A responsabilização do magistrado opera em três esferas autônomas e cumuláveis: a disciplinar, a penal e a civil. Autônomas porque cada uma tem pressupostos, ritos e consequências próprias. Cumuláveis porque a responsabilização em uma esfera não exclui, em princípio, as demais. Um desembargador que vende uma decisão pode ser afastado disciplinarmente, processado criminalmente pelo STJ e ter o Estado condenado civilmente a reparar os danos causados às partes, tudo simultaneamente, com posterior ação regressiva.
Atenção para concursos: assertivas que afirmam que a condenação criminal afasta automaticamente a responsabilidade disciplinar, ou que o arquivamento do inquérito impede a abertura de processo administrativo, são falsas.

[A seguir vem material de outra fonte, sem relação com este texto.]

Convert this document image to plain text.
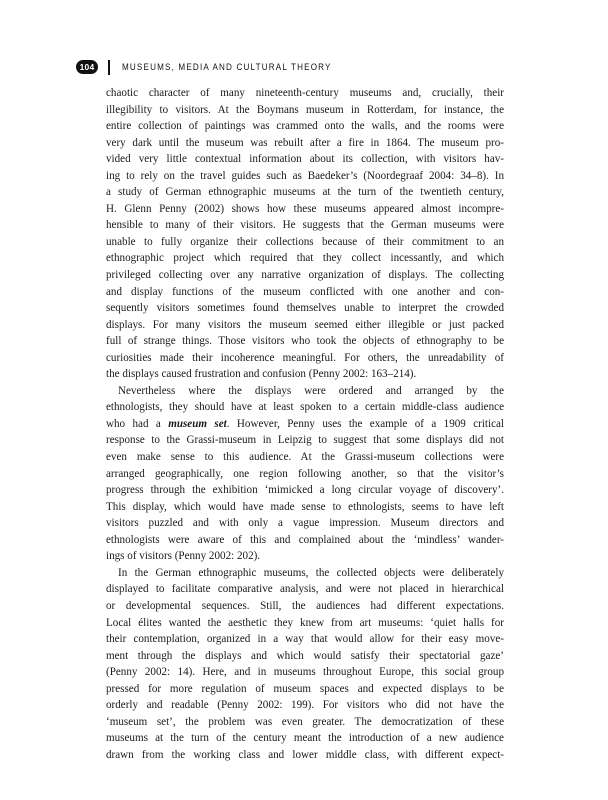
104	MUSEUMS, MEDIA AND CULTURAL THEORY
chaotic character of many nineteenth-century museums and, crucially, their
illegibility to visitors. At the Boymans museum in Rotterdam, for instance, the
entire collection of paintings was crammed onto the walls, and the rooms were
very dark until the museum was rebuilt after a fire in 1864. The museum pro-
vided very little contextual information about its collection, with visitors hav-
ing to rely on the travel guides such as Baedeker’s (Noordegraaf 2004: 34–8). In
a study of German ethnographic museums at the turn of the twentieth century,
H. Glenn Penny (2002) shows how these museums appeared almost incompre-
hensible to many of their visitors. He suggests that the German museums were
unable to fully organize their collections because of their commitment to an
ethnographic project which required that they collect incessantly, and which
privileged collecting over any narrative organization of displays. The collecting
and display functions of the museum conflicted with one another and con-
sequently visitors sometimes found themselves unable to interpret the crowded
displays. For many visitors the museum seemed either illegible or just packed
full of strange things. Those visitors who took the objects of ethnography to be
curiosities made their incoherence meaningful. For others, the unreadability of
the displays caused frustration and confusion (Penny 2002: 163–214).
Nevertheless where the displays were ordered and arranged by the
ethnologists, they should have at least spoken to a certain middle-class audience
who had a museum set. However, Penny uses the example of a 1909 critical
response to the Grassi-museum in Leipzig to suggest that some displays did not
even make sense to this audience. At the Grassi-museum collections were
arranged geographically, one region following another, so that the visitor’s
progress through the exhibition ‘mimicked a long circular voyage of discovery’.
This display, which would have made sense to ethnologists, seems to have left
visitors puzzled and with only a vague impression. Museum directors and
ethnologists were aware of this and complained about the ‘mindless’ wander-
ings of visitors (Penny 2002: 202).
In the German ethnographic museums, the collected objects were deliberately
displayed to facilitate comparative analysis, and were not placed in hierarchical
or developmental sequences. Still, the audiences had different expectations.
Local élites wanted the aesthetic they knew from art museums: ‘quiet halls for
their contemplation, organized in a way that would allow for their easy move-
ment through the displays and which would satisfy their spectatorial gaze’
(Penny 2002: 14). Here, and in museums throughout Europe, this social group
pressed for more regulation of museum spaces and expected displays to be
orderly and readable (Penny 2002: 199). For visitors who did not have the
‘museum set’, the problem was even greater. The democratization of these
museums at the turn of the century meant the introduction of a new audience
drawn from the working class and lower middle class, with different expect-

A independência das instâncias é a regra, com exceções pontuais e expressas.
2. A esfera disciplinar: deveres, vedações e penas dos magistrados
2.1 Deveres
O regime disciplinar dos magistrados está estruturado, em nível infraconstitucional, na Lei Orgânica da Magistratura Nacional, a Lei Complementar nº 35/1979, conhecida como LOMAN. Ela estabelece os deveres do magistrado no art. 35, as vedações no art. 36 e o rol de penas disciplinares no art. 42.

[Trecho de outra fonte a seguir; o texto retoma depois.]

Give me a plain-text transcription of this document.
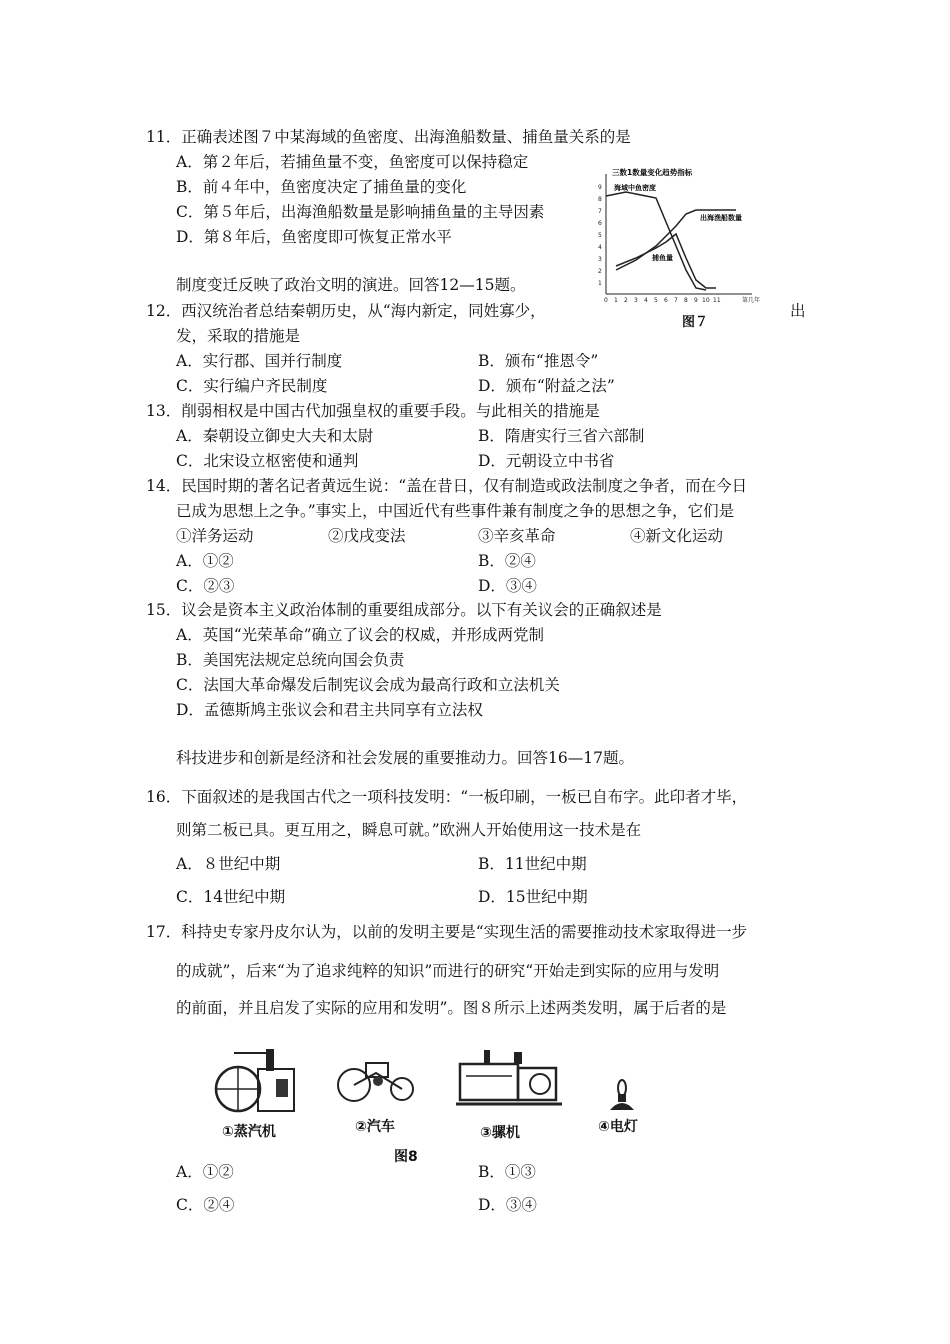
11．正确表述图７中某海域的鱼密度、出海渔船数量、捕鱼量关系的是
A．第２年后，若捕鱼量不变，鱼密度可以保持稳定
B．前４年中，鱼密度决定了捕鱼量的变化
C．第５年后，出海渔船数量是影响捕鱼量的主导因素
D．第８年后，鱼密度即可恢复正常水平
三数1数量变化趋势指标
1
2
3
4
5
6
7
8
9
0 1 2 3 4 5 6 7 8 9 10 11	第几年
海域中鱼密度
出海渔船数量
捕鱼量
图７
制度变迁反映了政治文明的演进。回答12—15题。
12．西汉统治者总结秦朝历史，从“海内新定，同姓寡少，	出
发，采取的措施是
A．实行郡、国并行制度	B．颁布“推恩令”
C．实行编户齐民制度	D．颁布“附益之法”
13．削弱相权是中国古代加强皇权的重要手段。与此相关的措施是
A．秦朝设立御史大夫和太尉	B．隋唐实行三省六部制
C．北宋设立枢密使和通判	D．元朝设立中书省
14．民国时期的著名记者黄远生说：“盖在昔日，仅有制造或政法制度之争者，而在今日
已成为思想上之争。”事实上，中国近代有些事件兼有制度之争的思想之争，它们是
①洋务运动	②戊戌变法	③辛亥革命	④新文化运动
A．①②	B．②④
C．②③	D．③④
15．议会是资本主义政治体制的重要组成部分。以下有关议会的正确叙述是
A．英国“光荣革命”确立了议会的权威，并形成两党制
B．美国宪法规定总统向国会负责
C．法国大革命爆发后制宪议会成为最高行政和立法机关
D．孟德斯鸠主张议会和君主共同享有立法权
科技进步和创新是经济和社会发展的重要推动力。回答16—17题。
16．下面叙述的是我国古代之一项科技发明：“一板印刷，一板已自布字。此印者才毕，
则第二板已具。更互用之，瞬息可就。”欧洲人开始使用这一技术是在
A．８世纪中期	B．11世纪中期
C．14世纪中期	D．15世纪中期
17．科持史专家丹皮尔认为，以前的发明主要是“实现生活的需要推动技术家取得进一步
的成就”，后来“为了追求纯粹的知识”而进行的研究“开始走到实际的应用与发明
的前面，并且启发了实际的应用和发明”。图８所示上述两类发明，属于后者的是
①蒸汽机	②汽车	③骡机	④电灯
图8
A．①②	B．①③
C．②④	D．③④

Entre os deveres, a LOMAN exige que o magistrado cumpra e faça cumprir as disposições legais com independência, serenidade e exatidão; trate com urbanidade as partes, membros do MP, advogados, testemunhas e auxiliares da Justiça; mantenha conduta irrepreensível na vida pública e particular; e resida na sede da comarca, salvo autorização do órgão disciplinar competente. O descumprimento de qualquer desses deveres pode ensejar sanção disciplinar, a depender da gravidade e da reiteração da conduta.
2.2 Vedações e penas dos magistrados
As vedações do art. 36 impedem, entre outras condutas, que o magistrado exerça comércio ou participe de sociedade empresarial (salvo como acionista/quotista), ocupe cargo de direção ou técnico em entidades civis (exceto associação de classe, sem remuneração) e manifeste opinião sobre processo pendente.
O ponto mais cobrado em concursos é o rol de penas disciplinares do art. 42 da LOMAN. As penas são seis, em ordem crescente de gravidade: advertência, censura, remoção compulsória, disponibilidade com vencimentos proporcionais ao tempo de serviço, aposentadoria compulsória com vencimentos proporcionais ao tempo de serviço e demissão.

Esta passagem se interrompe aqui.